The photograph shows me, on Bonegi Beach with the remains of the Japanese transport the Kinugawa Maru in the background.
As I worked on transcribing my father’s three war diaries and the introductory chapter he wrote after the war, the title of John Mortimer’s play, “A Voyage Round My Father” sometimes came to mind. To me Mortimer’s title suggests a objectified evaluation of the individual, lacking a personal involvement.
As I came to know him more through reading the diaries, Mortimer’s title gradually morphed into “A Voyage Alongside My Father” because I felt I was reliving his experiences with him as I read. He came alive again for me through his writing, and there were times I felt I was listening to him as well as supporting him. I felt my hand on his shoulder as he wrote. There were times I felt his hand on my shoulder too.
It must be stated from the outset that my father did not consider himself a hero, and he stated this himself in his diary during the invasion of Mono Island, when he took shelter under a truck as shrapnel from Ack-Ack guns was clattering around him on the deck of his LST. As a Gunner attached to an anti-tank unit, he was not part of the initial invasion force; rather his ship landed immediately after the Infantry went ashore. He says that as a Gunner he was “spared the horrors of jungle warfare”, although it was his duty to collect some of the 40 New Zealanders killed that morning in his truck and take the bodies back to the LST to be taken off the island.
Obviously, it is impossible to recreate the conditions that the servicemen on Guadalcanal endured at the time, and it is sobering to reflect that the township of Honiara did not even exist in 1943: the area just was coconut trees, scrub and jungle. Yet visiting the places my father had written and talked about, the scenes of the battles and fire-fights I had read about in my research, certainly helped me to come to terms with what New Zealand servicemen, my father among them, had experienced almost seventy years before.
Life in army tents in the baking heat and tropical downpours characteristic of the island must have been very harsh, in Guadalcanal and the other islands.

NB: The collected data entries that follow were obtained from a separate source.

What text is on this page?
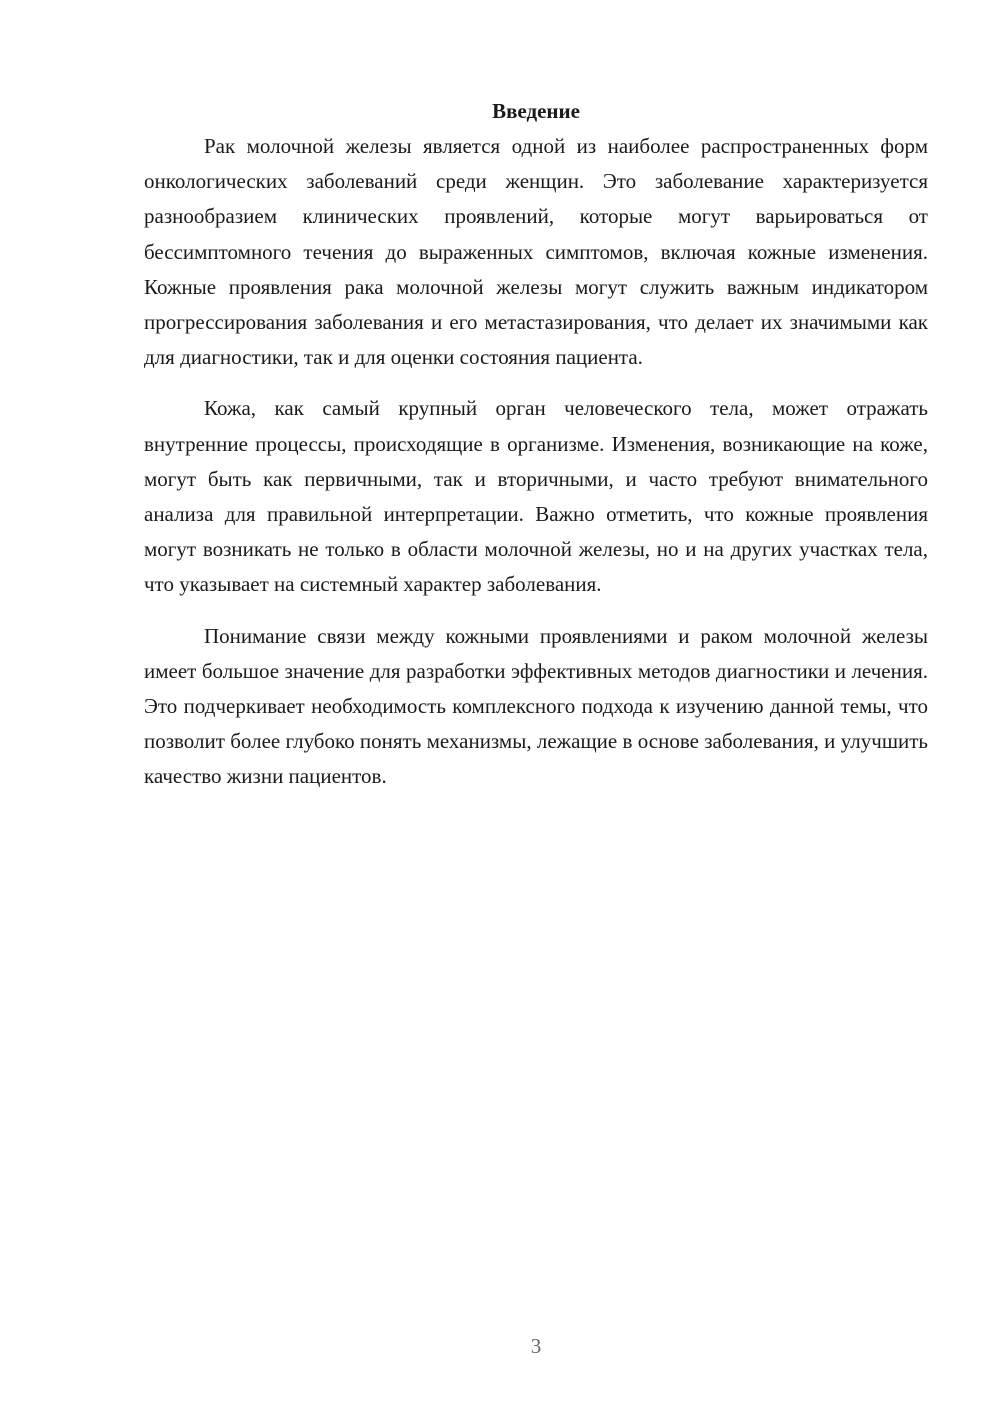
Введение

Рак молочной железы является одной из наиболее распространенных форм онкологических заболеваний среди женщин. Это заболевание характеризуется разнообразием клинических проявлений, которые могут варьироваться от бессимптомного течения до выраженных симптомов, включая кожные изменения. Кожные проявления рака молочной железы могут служить важным индикатором прогрессирования заболевания и его метастазирования, что делает их значимыми как для диагностики, так и для оценки состояния пациента.

Кожа, как самый крупный орган человеческого тела, может отражать внутренние процессы, происходящие в организме. Изменения, возникающие на коже, могут быть как первичными, так и вторичными, и часто требуют внимательного анализа для правильной интерпретации. Важно отметить, что кожные проявления могут возникать не только в области молочной железы, но и на других участках тела, что указывает на системный характер заболевания.

Понимание связи между кожными проявлениями и раком молочной железы имеет большое значение для разработки эффективных методов диагностики и лечения. Это подчеркивает необходимость комплексного подхода к изучению данной темы, что позволит более глубоко понять механизмы, лежащие в основе заболевания, и улучшить качество жизни пациентов.

3
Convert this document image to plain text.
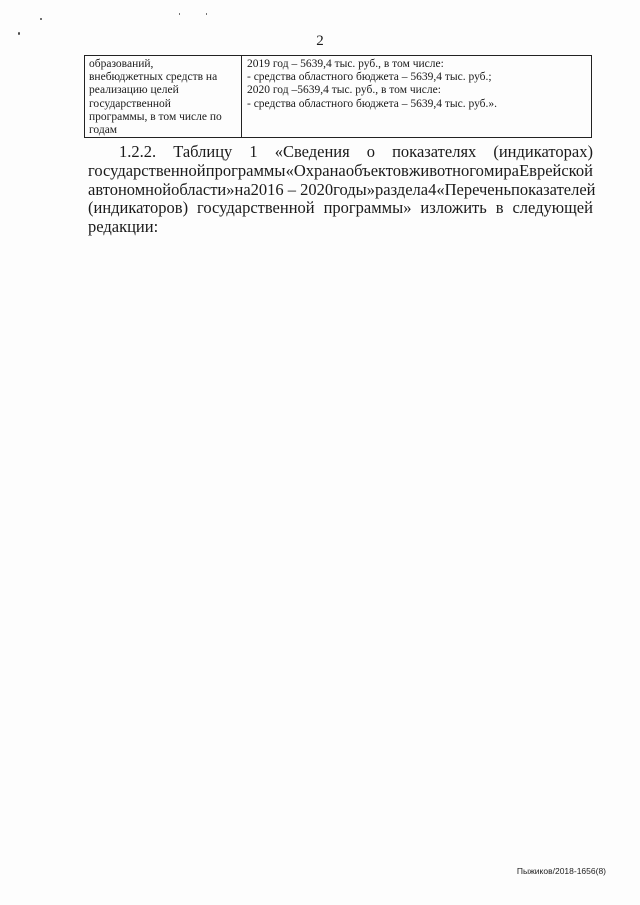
2
образований,
внебюджетных средств на
реализацию целей
государственной
программы, в том числе по
годам

2019 год – 5639,4 тыс. руб., в том числе:
- средства областного бюджета – 5639,4 тыс. руб.;
2020 год –5639,4 тыс. руб., в том числе:
- средства областного бюджета – 5639,4 тыс. руб.».
1.2.2. Таблицу 1 «Сведения о показателях (индикаторах)
государственной программы «Охрана объектов животного мира Еврейской
автономной области» на 2016 – 2020 годы» раздела 4 «Перечень показателей
(индикаторов) государственной программы» изложить в следующей
редакции:
Пыжиков/2018-1656(8)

Trepidation about what was ahead for them and homesickness must have gnawed at the men constantly. Reading between the lines of his diaries, his repeated thoughts about Home, “good old New Zealand”, his family and new wife, his continual references to wanting to sleep, his expressions of hatred of life in the army, I believe my father was very likely suffering from depression during his time away from New Zealand. There was no chance of my father boarding a jet and being back in home in a matter of hours. New Zealand must have seemed very far away.
Harry did not want to be in the war. He held no particular animosity toward the Japanese, although he accepted that their expansionism had to be stopped. He was in the Solomons because he had sworn allegiance to his King and Country and his government had sent him there. He was in his own words no hero. He wanted to survive. He wanted the war to be over so that he could return safely to New Zealand and start a family.
I expressed these thoughts to Rick Ottaway, General Manager of Veterens’ Affairs in Wellington. From his own experiences with returned servicemen, he agreed that most of the men felt this way. They all just wanted the world to return to normal.